A two-headed and three-lettered headache.

The marriage of two problems and the birth of RaphaelJS

SVG was a beautiful baby but no one wanted the labor pains—coding using SVG and VML for cross-browser consistency was so much of a serious pain that most developers simply used images. So we had two different technologies, both doing the same thing but they were both significantly different in their syntaxes and never ran on the same browser. It seemed like there was a problem in getting them to peacefully co-exist.

JavaScript – the binder of oddities

JavaScript bound these two giants together and out of their marriage was born RaphaelJS, inheriting the best charms of both parents. It has the ability to scale almost any browser's turf and dance to any developer's tune.

The solution—RaphaelJS.

Browser support

Most browsers support SVG and all versions of IE from IE 5.0 onwards support VML. Since RaphaelJS was developed to make the most of SVG and VML, it can practically run in almost any browser, making it more reliable.

RaphaelJS—the amphibian

What is RaphaelJS and what is not RaphaelJS?

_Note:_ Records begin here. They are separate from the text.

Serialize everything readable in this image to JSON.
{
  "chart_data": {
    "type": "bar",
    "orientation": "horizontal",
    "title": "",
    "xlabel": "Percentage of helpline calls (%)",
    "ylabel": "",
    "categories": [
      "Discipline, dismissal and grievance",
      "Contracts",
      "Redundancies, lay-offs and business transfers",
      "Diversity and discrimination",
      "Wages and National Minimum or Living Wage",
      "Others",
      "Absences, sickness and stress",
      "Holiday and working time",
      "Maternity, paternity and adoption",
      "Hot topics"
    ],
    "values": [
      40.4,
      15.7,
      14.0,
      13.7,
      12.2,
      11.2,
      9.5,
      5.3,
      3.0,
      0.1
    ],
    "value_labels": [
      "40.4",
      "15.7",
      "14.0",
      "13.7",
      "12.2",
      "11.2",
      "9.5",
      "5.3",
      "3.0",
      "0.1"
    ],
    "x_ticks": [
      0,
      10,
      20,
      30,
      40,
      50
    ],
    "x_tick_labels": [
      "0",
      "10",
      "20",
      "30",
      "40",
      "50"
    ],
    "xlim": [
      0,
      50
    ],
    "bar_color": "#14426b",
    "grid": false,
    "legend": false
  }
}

We now know what RaphaelJS is—it's a combination of SVG and VML using whichever of these two technologies the current browser supports, therefore it is versatile and reliable. But it's equally important to also know what is not RaphaelJS.

A little about vector and raster graphics

Just like the world is of two primary states water and land, graphics are of two primitive types—vector and raster. Vector graphics are drawn using geometrical primitives like lines, curves, ellipses, and so on. Various such primitives join together and form a graphic. Vector graphics are drawn on the screen mathematically. They are scalable without loss in quality. Raster graphics, on the other hand, are pixel-based and are not scalable. The main advantage with vector graphics is that they are scalable and are also real objects, meaning we can fiddle with them and manipulate them dynamically. The following diagram shows the difference between raster (bitmap) and vector graphics:

Difference between raster (bitmap) and vector graphics

RaphaelJS as a vector

RaphaelJS is a vector graphics library, therefore the drawings are real DOM objects. Thus they can be dynamically accessed, manipulated, resized, and practically hammered into anything you want in runtime. Best of all is that they can be assigned events like click, mouseover, mouseleave, and so on. The capabilities of RaphaelJS are just incredible.

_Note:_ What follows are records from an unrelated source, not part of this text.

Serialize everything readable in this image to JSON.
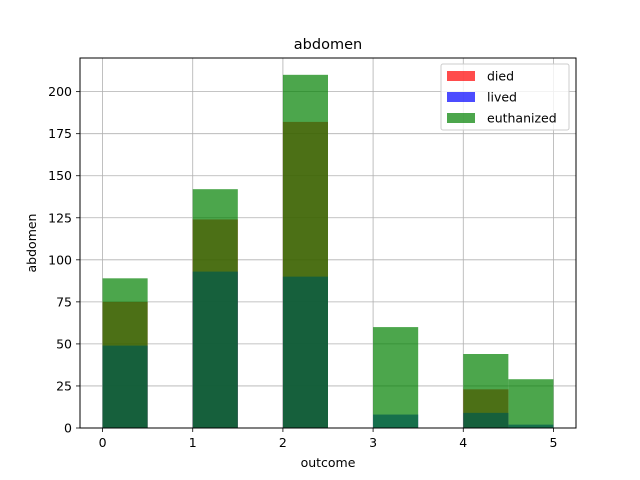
{
  "chart_data": {
    "type": "bar",
    "title": "abdomen",
    "xlabel": "outcome",
    "ylabel": "abdomen",
    "xlim": [
      -0.25,
      5.25
    ],
    "ylim": [
      0,
      220
    ],
    "xticks": [
      0,
      1,
      2,
      3,
      4,
      5
    ],
    "yticks": [
      0,
      25,
      50,
      75,
      100,
      125,
      150,
      175,
      200
    ],
    "grid": true,
    "legend_position": "upper-right",
    "bin_edges": [
      0.0,
      0.5,
      1.0,
      1.5,
      2.0,
      2.5,
      3.0,
      3.5,
      4.0,
      4.5,
      5.0
    ],
    "series": [
      {
        "name": "died",
        "color": "#ff0000",
        "opacity": 0.7,
        "values": [
          75,
          0,
          124,
          0,
          182,
          0,
          0,
          0,
          23,
          0
        ]
      },
      {
        "name": "lived",
        "color": "#0000ff",
        "opacity": 0.7,
        "values": [
          49,
          0,
          93,
          0,
          90,
          0,
          8,
          0,
          9,
          2
        ]
      },
      {
        "name": "euthanized",
        "color": "#008000",
        "opacity": 0.7,
        "values": [
          89,
          0,
          142,
          0,
          210,
          0,
          60,
          0,
          44,
          29
        ]
      }
    ]
  }
}
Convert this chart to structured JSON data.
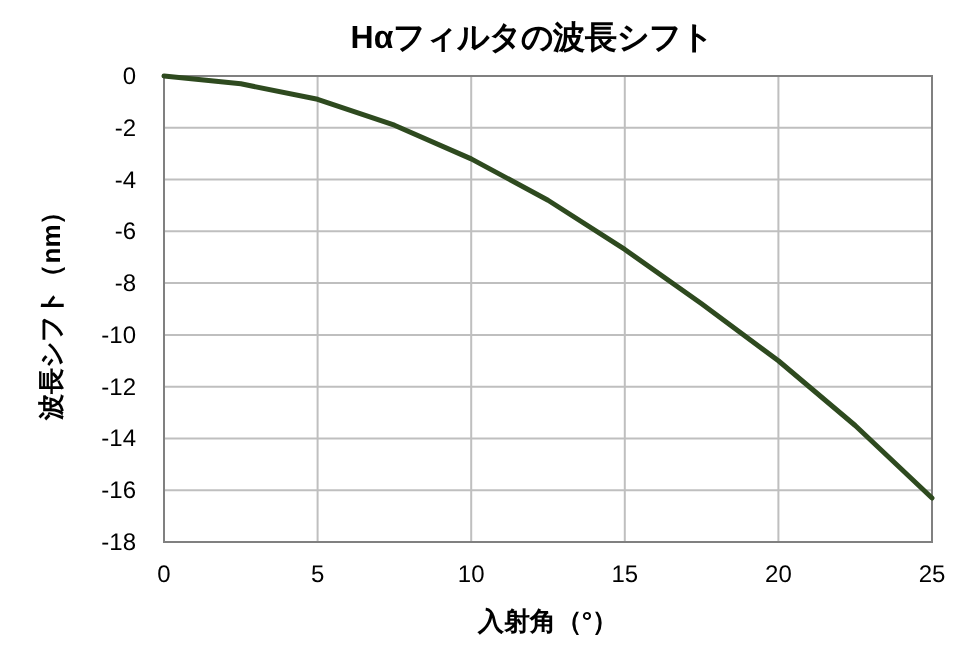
{
  "chart_data": {
    "type": "line",
    "title": "Hαフィルタの波長シフト",
    "xlabel": "入射角（°）",
    "ylabel": "波長シフト（nm）",
    "series": [
      {
        "color": "#2e4a1f",
        "x": [
          0,
          2.5,
          5,
          7.5,
          10,
          12.5,
          15,
          17.5,
          20,
          22.5,
          25
        ],
        "values": [
          0,
          -0.3,
          -0.9,
          -1.9,
          -3.2,
          -4.8,
          -6.7,
          -8.8,
          -11.0,
          -13.5,
          -16.3
        ]
      }
    ],
    "xlim": [
      0,
      25
    ],
    "ylim": [
      -18,
      0
    ],
    "xticks": [
      0,
      5,
      10,
      15,
      20,
      25
    ],
    "yticks": [
      0,
      -2,
      -4,
      -6,
      -8,
      -10,
      -12,
      -14,
      -16,
      -18
    ],
    "grid": true
  }
}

Raphael uses vector graphics and HTML 5 Canvas uses raster graphics.

The x, y positioning that RaphaelJS uses

RaphaelJS uses the x, y positioning system to draw. The top-left corner of the screen is 0,0 and the horizontal scale is the x axis and the vertical scale is the y axis.

So if the code says (15,20) then it means that the point will be at 15 points from the x axis (horizontal) and 20 points from the y axis (vertical).

RaphaelJS is a vector graphics-based library built to make it easier to draw on the screen. RaphaelJS uses either SVG or VML, whichever the current browser supports. The drawings created using RaphaelJS are DOM objects and can be manipulated dynamically making them more versatile, they can also be assigned events such as click, mouseover, and mouseleave. All these amazing properties make RaphaelJS exciting to learn and use.


RaphaelJS and HTML 5 Canvas are two different things entirely. Though they both appear to do similar things (drawing), they are different in how they do it. RaphaelJS is based on vector graphics and HTML5 Canvas is raster-based.